Ceren Gündoğdu Serhat Tekin’in Sorularını Yanıtladı!

 

Ceren Gündoğdu ile yeni çıkan şarkısı ‘Aşinayım’, ikinci albüm çalışmaları ve hakkında merak edilenleri konuşmak üzere buluştuk. “Benim kadar çekingen bir insanın kendini bu kadar ortaya koyan bir meslek seçmesi olabilecek en büyük çılgınlık.” diyen Ceren, samimi açıklamalarda bulundu.

İkinci albümünün ilk habercisi ‘Aşinayım’ın hikayesi ile başlayalım sohbete.

İnsan kendini çok kırılgan ve güçsüz hissettiği dönemlerden geçebiliyor ama unuttuğu şey; bu noktaya gelene kadar o kadar çok düşüp kalkıyor, kalbimiz kırılıyor ki, yaraları zamanla onarıyoruz.  Bu iyileşme sürecinde bunlara aşina olduğumuzu , kendimizi yeniden güçlü hissetmeye meyilli olduğumuzu anlatan bir şarkı ‘Aşinayım’. Dinleyiciye kendini dipte hissetsen de durup düşün, bu sorunları çözmeye aşinasın, bunların üstesinden gelmesinin yolunu biliyorsun, sadece hatırla diyorum.

“Bu şarkıyı özellikle kız kardeşlerime ithaf ediyorum” demişsin.
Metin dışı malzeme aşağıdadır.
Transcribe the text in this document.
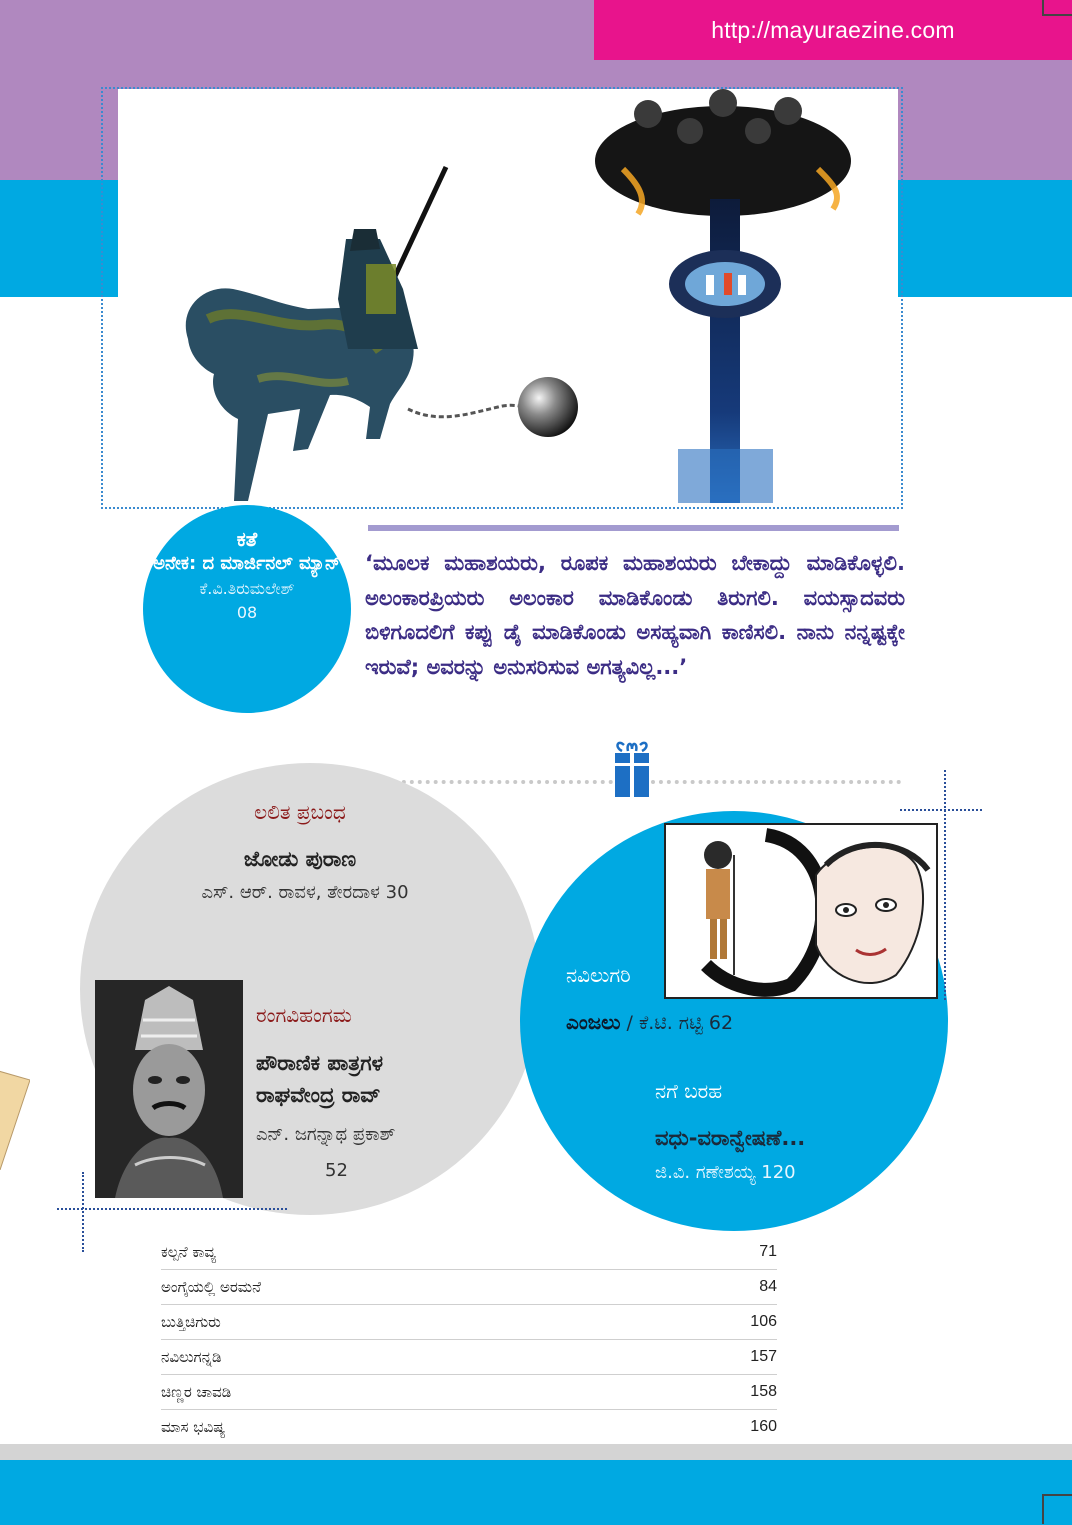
http://mayuraezine.com
ಕತೆ
ಅನೇಕ: ದ ಮಾರ್ಜಿನಲ್ ಮ್ಯಾನ್
ಕೆ.ವಿ.ತಿರುಮಲೇಶ್
08
‘ಮೂಲಕ ಮಹಾಶಯರು, ರೂಪಕ ಮಹಾಶಯರು ಬೇಕಾದ್ದು ಮಾಡಿಕೊಳ್ಳಲಿ. ಅಲಂಕಾರಪ್ರಿಯರು ಅಲಂಕಾರ ಮಾಡಿಕೊಂಡು ತಿರುಗಲಿ. ವಯಸ್ಸಾದವರು ಬಿಳಿಗೂದಲಿಗೆ ಕಪ್ಪು ಡೈ ಮಾಡಿಕೊಂಡು ಅಸಹ್ಯವಾಗಿ ಕಾಣಿಸಲಿ. ನಾನು ನನ್ನಷ್ಟಕ್ಕೇ ಇರುವೆ; ಅವರನ್ನು ಅನುಸರಿಸುವ ಅಗತ್ಯವಿಲ್ಲ...’
ಲಲಿತ ಪ್ರಬಂಧ
ಜೋಡು ಪುರಾಣ
ಎಸ್. ಆರ್. ರಾವಳ, ತೇರದಾಳ 30
ರಂಗವಿಹಂಗಮ
ಪೌರಾಣಿಕ ಪಾತ್ರಗಳ
ರಾಘವೇಂದ್ರ ರಾವ್
ಎನ್. ಜಗನ್ನಾಥ ಪ್ರಕಾಶ್
52
ನವಿಲುಗರಿ
ಎಂಜಲು / ಕೆ.ಟಿ. ಗಟ್ಟಿ 62
ನಗೆ ಬರಹ
ವಧು-ವರಾನ್ವೇಷಣೆ...
ಜಿ.ವಿ. ಗಣೇಶಯ್ಯ 120
ಕಲ್ಪನೆ ಕಾವ್ಯ	71
ಅಂಗೈಯಲ್ಲಿ ಅರಮನೆ	84
ಬುತ್ತಿಚಿಗುರು	106
ನವಿಲುಗನ್ನಡಿ	157
ಚಿಣ್ಣರ ಚಾವಡಿ	158
ಮಾಸ ಭವಿಷ್ಯ	160
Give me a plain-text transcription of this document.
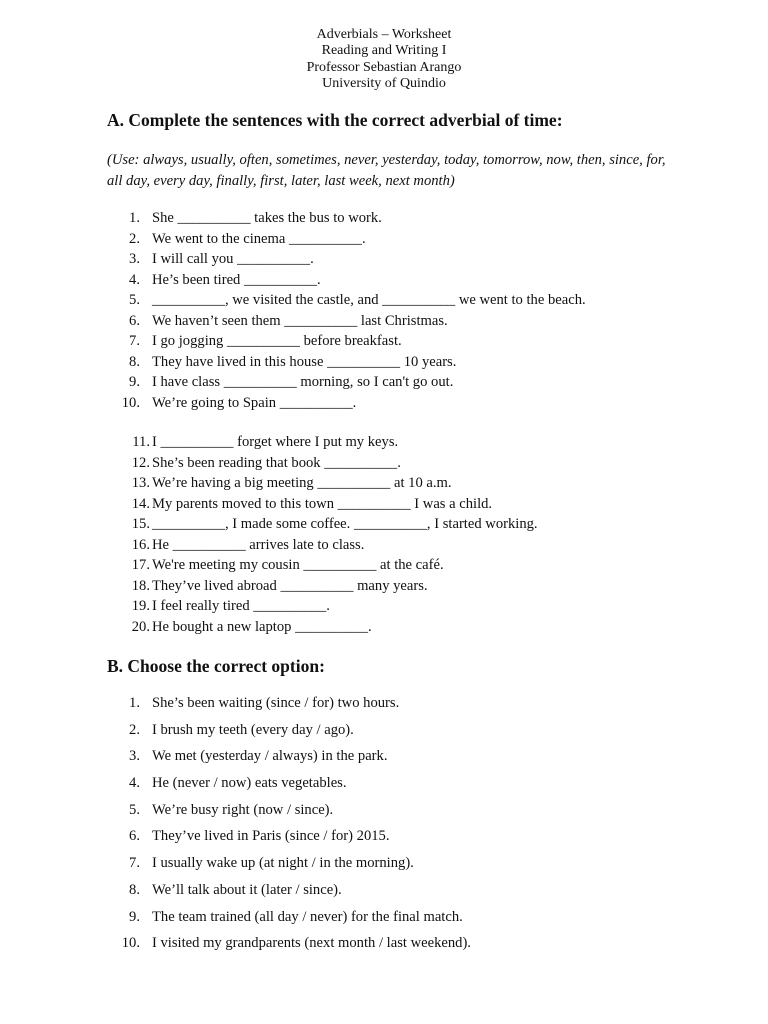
Adverbials – Worksheet
Reading and Writing I
Professor Sebastian Arango
University of Quindio
A. Complete the sentences with the correct adverbial of time:
(Use: always, usually, often, sometimes, never, yesterday, today, tomorrow, now, then, since, for, all day, every day, finally, first, later, last week, next month)
1. She __________ takes the bus to work.
2. We went to the cinema __________.
3. I will call you __________.
4. He’s been tired __________.
5. __________, we visited the castle, and __________ we went to the beach.
6. We haven’t seen them __________ last Christmas.
7. I go jogging __________ before breakfast.
8. They have lived in this house __________ 10 years.
9. I have class __________ morning, so I can't go out.
10. We’re going to Spain __________.
11. I __________ forget where I put my keys.
12. She’s been reading that book __________.
13. We’re having a big meeting __________ at 10 a.m.
14. My parents moved to this town __________ I was a child.
15. __________, I made some coffee. __________, I started working.
16. He __________ arrives late to class.
17. We're meeting my cousin __________ at the café.
18. They’ve lived abroad __________ many years.
19. I feel really tired __________.
20. He bought a new laptop __________.
B. Choose the correct option:
1. She’s been waiting (since / for) two hours.
2. I brush my teeth (every day / ago).
3. We met (yesterday / always) in the park.
4. He (never / now) eats vegetables.
5. We’re busy right (now / since).
6. They’ve lived in Paris (since / for) 2015.
7. I usually wake up (at night / in the morning).
8. We’ll talk about it (later / since).
9. The team trained (all day / never) for the final match.
10. I visited my grandparents (next month / last weekend).
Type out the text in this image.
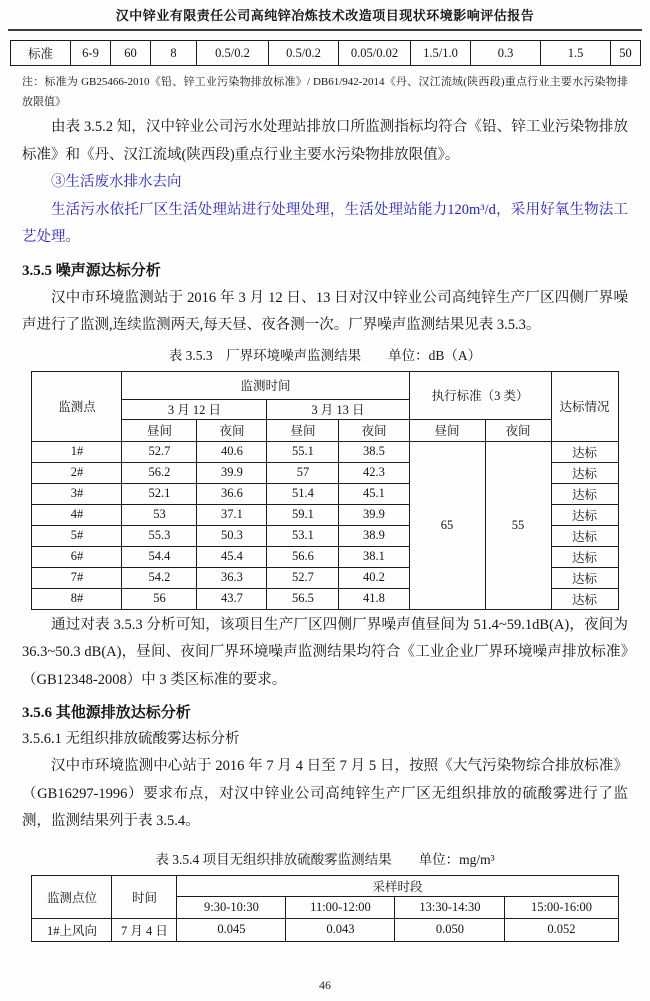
汉中锌业有限责任公司高纯锌冶炼技术改造项目现状环境影响评估报告
标准	6-9	60	8	0.5/0.2	0.5/0.2	0.05/0.02	1.5/1.0	0.3	1.5	50
注：标准为 GB25466-2010《铅、锌工业污染物排放标准》/ DB61/942-2014《丹、汉江流域(陕西段)重点行业主要水污染物排放限值》

由表 3.5.2 知，汉中锌业公司污水处理站排放口所监测指标均符合《铅、锌工业污染物排放标准》和《丹、汉江流域(陕西段)重点行业主要水污染物排放限值》。

③生活废水排水去向

生活污水依托厂区生活处理站进行处理处理，生活处理站能力120m³/d，采用好氧生物法工艺处理。

3.5.5 噪声源达标分析

汉中市环境监测站于 2016 年 3 月 12 日、13 日对汉中锌业公司高纯锌生产厂区四侧厂界噪声进行了监测,连续监测两天,每天昼、夜各测一次。厂界噪声监测结果见表 3.5.3。

表 3.5.3　厂界环境噪声监测结果　　单位：dB（A）
监测点	监测时间				执行标准（3 类）		达标情况
	3 月 12 日		3 月 13 日				
	昼间	夜间	昼间	夜间	昼间	夜间	
1#	52.7	40.6	55.1	38.5	65	55	达标
2#	56.2	39.9	57	42.3			达标
3#	52.1	36.6	51.4	45.1			达标
4#	53	37.1	59.1	39.9			达标
5#	55.3	50.3	53.1	38.9			达标
6#	54.4	45.4	56.6	38.1			达标
7#	54.2	36.3	52.7	40.2			达标
8#	56	43.7	56.5	41.8			达标

通过对表 3.5.3 分析可知，该项目生产厂区四侧厂界噪声值昼间为 51.4~59.1dB(A)，夜间为 36.3~50.3 dB(A)，昼间、夜间厂界环境噪声监测结果均符合《工业企业厂界环境噪声排放标准》（GB12348-2008）中 3 类区标准的要求。

3.5.6 其他源排放达标分析
3.5.6.1 无组织排放硫酸雾达标分析

汉中市环境监测中心站于 2016 年 7 月 4 日至 7 月 5 日，按照《大气污染物综合排放标准》（GB16297-1996）要求布点，对汉中锌业公司高纯锌生产厂区无组织排放的硫酸雾进行了监测，监测结果列于表 3.5.4。

表 3.5.4 项目无组织排放硫酸雾监测结果　　单位：mg/m³
监测点位	时间	采样时段			
		9:30-10:30	11:00-12:00	13:30-14:30	15:00-16:00
1#上风向	7 月 4 日	0.045	0.043	0.050	0.052
46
Bunun nedenini açar mısın?

Evet. Yani aslında dinleyen herkese. Bunu böyle ayırmak da pek hoş değil ama hayatımda çok sevdiğim yakın kız arkadaşlarım, dostlarım var. Annem en yakın dostlarımdan biri. Kendi kendimize hep o kalp kırıklıkları zamanında ‘ Bir saniye sen bunları yaşıyorsun ama evvelinde neleri hallettin hayatında’ diyerek bu anları hatırlatır ve birbirimize güç veririz. Aslında burada kilit nokta şu bence Serhat, bir dostumuza, sevdiğimize her zaman çok şefkatli ve motive ediciyiz fakat kendimize öyle değiliz. Kendi gücümüzü unutuyoruz. Aşina olduğumuz o gücü özellikle kız kardeşlerime hatırlatmak istedim çünkü Türkiye’de kadınlarımızın bunu hatırlamaya daha çok ihtiyacı var. 

Yeni albümün hakkında bize ipuçları verir misin? Dinleyiciyi neler bekliyor?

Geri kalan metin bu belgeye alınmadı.